San Francisco billionaire Tom Steyer and other national political figures have sold out California’s economy by supporting a federal mandate that forces billions of gallons of corn ethanol to be mixed into gasoline every year. The mandate, also known as the Renewable Fuel Standard (RFS), has already imposed $13.1 billion in higher fuel costs on Golden State consumers since 2005, with another $28.8 billion to come over the next 10 years. That’s the core finding of a new report from the Center for Regulatory Solutions (CRS), a project of the Small Business & Entrepreneurship Council, where I serve as president and CEO.

The RFS is effectively imposing a $42 billion “ethanol tax” on California consumers, and the vast majority of the proceeds are going to out-of-state ethanol producers in the Corn Belt of the Midwest, according to an economic analysis commissioned by CRS. The ripple effects of this huge wealth transfer include $31.6 billion in lost GDP growth in California by 2024, more than 17,000 lost jobs per year, and hundreds of millions of dollars in higher costs for dairy and poultry farmers, because rising demand for corn ethanol has increased the cost of corn-based animal feed. The CRS analysis also found that instead of cutting emissions – as RFS supporters have promised – California’s consumption of corn ethanol has actually generated an extra 6.3 million metric tons of carbon dioxide-equivalent since 2005 – roughly the same as putting 1.3 million cars on the road for one year – and more than 100,000 tons of additional smog-forming emissions.

Small businesses across the Golden State are wondering when the federal government will finally put an end to this disaster of a policy. There is no justification for it. But the RFS hangs on because of the power of the corn ethanol lobby in Congress, and because of the central role that Iowa – a corn-growing state – plays in presidential politics. For example, six Republicans and all three Democrats currently running for president have shown “strong and consistent support for the RFS,” according to the ethanol lobby. Even billionaire environmental activists like Steyer have learned to toe the line. Five years ago, when Steyer was focused on California politics and defending the state’s global warming laws, he openly mocked former vice president Al Gore for once supporting ethanol. But when Steyer became more involved in national politics, he changed his tune. Steyer’s campaign arm, NextGen Climate, now calls the RFS “an important program” and describes ethanol as “clean energy.”

It is stunning to think that a billionaire environmental activist like Tom Steyer would drop his misgivings about corn ethanol and throw the economy of his home state under the bus. But he’s no different than many other political figures with national ambitions, who choose to get ahead by siding with the ethanol lobby over consumers and small businesses.

In Steyer’s case, he’s ignoring years of warnings from his home state. As detailed in the CRS report, U.S. Sen. Dianne Feinstein (D-Calif.) is one of the leaders of the RFS reform movement in Washington. “The federal mandate for corn ethanol is both unwise and unworkable,” Feinstein says. On the other side of the political aisle, U.S. Rep. David Valadao (R-Calif.) has highlighted “the negative impact of Renewable Fuel Standard Mandates that are largely fulfilled by corn” on California’s dairy farmers. In 2013, Democrats and Republicans in the state legislature united behind a joint resolution urging Congress to overhaul the RFS and “transition away from biofuel sources that compete with food production.”

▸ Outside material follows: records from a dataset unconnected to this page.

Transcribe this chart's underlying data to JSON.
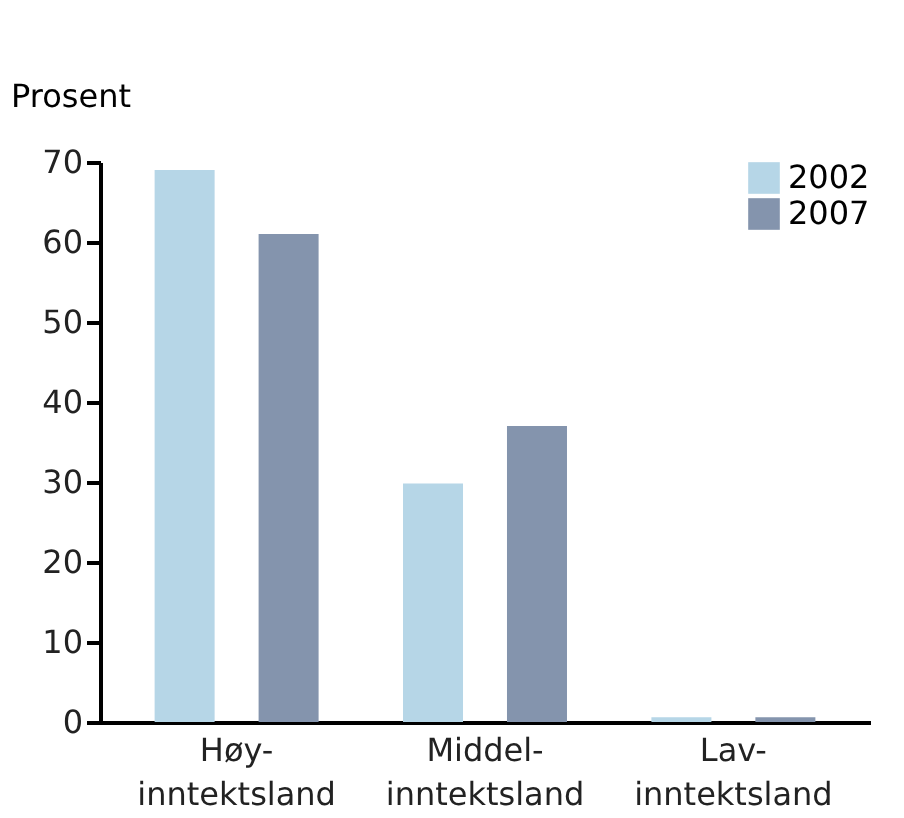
{
  "chart_data": {
    "type": "bar",
    "ylabel": "Prosent",
    "categories": [
      "Høy-\ninntektsland",
      "Middel-\ninntektsland",
      "Lav-\ninntektsland"
    ],
    "series": [
      {
        "name": "2002",
        "color": "#b6d6e7",
        "values": [
          69,
          29.8,
          0.6
        ]
      },
      {
        "name": "2007",
        "color": "#8494ad",
        "values": [
          61,
          37,
          0.6
        ]
      }
    ],
    "ylim": [
      0,
      70
    ],
    "yticks": [
      0,
      10,
      20,
      30,
      40,
      50,
      60,
      70
    ],
    "grid": false,
    "legend": "top right"
  }
}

San Francisco-based environmental group Sierra Club opposes the corn ethanol mandate because of the fuel’s “extremely dubious net carbon benefits and its unresolved direct and indirect environmental impacts,” concerns that have been echoed by California environmental regulators. And for years, a diverse mix of newspaper editorial boards have warned about the corn ethanol mandate, including the San Francisco ChronicleSan Jose Mercury-NewsOrange County Register, and San Diego Union-Tribune.

California is not alone. Across the country, there is a broad and growing bipartisan coalition that opposes the RFS corn ethanol mandate. It spans all the way from limited-government groups like Americans for Tax Reform to environmental activists like Bill McKibben. It’s time for Steyer and other national political players to stand up to the corn ethanol lobby and demand major reforms to the RFS before California and the rest of the country suffers any further from this misguided and failed national policy.

Karen Kerrigan is president & CEO of the Small Business & Entrepreneurship Council.